Non, pas nécessairement. Certaines écritures syllabiques ont très bien pu exister à différentes époques des civilisations, sans mener nécessairement à une écriture alphabétique. Un exemple concret de cette affirmation est l’écriture japonaise qui est constitué d’un système totalement syllabique encore aujourd’hui. Cet exemple de l’écriture japonaise nous montre bien que l’écriture alphabétique n’est pas nécessairement plus performante que l’écriture syllabique (Douzou, 2017, 68-69).

  1. Dans la société grecque, l’atomisme de l’écriture se reflète dans les pratiques et les structures sociales. Oui ou Non? Justifiez votre réponse. (2 points)

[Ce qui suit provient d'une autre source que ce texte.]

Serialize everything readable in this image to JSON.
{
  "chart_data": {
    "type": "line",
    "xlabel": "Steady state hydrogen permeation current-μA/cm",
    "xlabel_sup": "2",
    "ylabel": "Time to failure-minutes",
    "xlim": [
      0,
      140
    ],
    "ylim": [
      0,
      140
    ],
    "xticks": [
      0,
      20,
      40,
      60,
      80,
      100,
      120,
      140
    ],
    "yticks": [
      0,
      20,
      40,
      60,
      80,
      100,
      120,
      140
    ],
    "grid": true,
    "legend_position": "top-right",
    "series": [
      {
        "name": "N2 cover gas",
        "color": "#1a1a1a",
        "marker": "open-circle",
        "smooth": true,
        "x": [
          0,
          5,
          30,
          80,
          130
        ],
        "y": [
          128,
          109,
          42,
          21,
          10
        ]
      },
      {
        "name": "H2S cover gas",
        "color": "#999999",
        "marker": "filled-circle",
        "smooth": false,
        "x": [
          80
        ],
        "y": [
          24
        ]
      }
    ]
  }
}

Oui, l’atomisme de l’écriture se reflète dans plusieurs niveaux de la société grecque. En fait, la logique de la langue alphabétique grecque va jusqu’à s’imposer dans les concepts physiques des hommes de science. Au niveau politique, les premières structures démocratiques sont basées également sur l’atomisme alphabétique, où l’individu est l’atome de la vie publique. Et au niveau économique, l’invention de la monnaie survient encore une fois grâce à l’atomisme où l’alphabet devient ainsi l’atome de la richesse et en devient un symbole de la fortune et du jeu de l’argent (Séguin, 2017, 80-83).

  1. Sur le plan de la communication, la civilisation grecque a été marquée par une profonde tension. Laquelle? (2 points)

La tension qui opposait le monde de l’oral au monde de l’écrit. La civilisation grecque a été marquée par des critiques sur l’utilisation de l’écriture. Certains, dont Socrate, affirmaient que l’écriture rendait les âmes « oublieuses », que les gens cesseraient d’exercer leur mémoire (Séguin, 2017, 84).

  1. Décrivez brièvement la contradiction, en matière de communication, qui caractérise la forme des dialogues de Platon. (3 points)

Selon Walter J.Ong, Platon employait des arguments qui étaient semblables à ceux employés de nos jours en rapport avec l’utilisation des calculatrices et des ordinateurs dans les écoles. En effet. Platon prétends que l’écriture est inhumaine, sans esprit, et artificielle. L’écriture détruit la mémoire, cause de l’amnésie chez ceux qui s’en servent, tout comme l’usage des calculatrices et des ordinateurs. Selon Platon, un texte ne répond pas, est passif et non naturel, tel que l’ordinateur (Séguin, 2017, 84-85).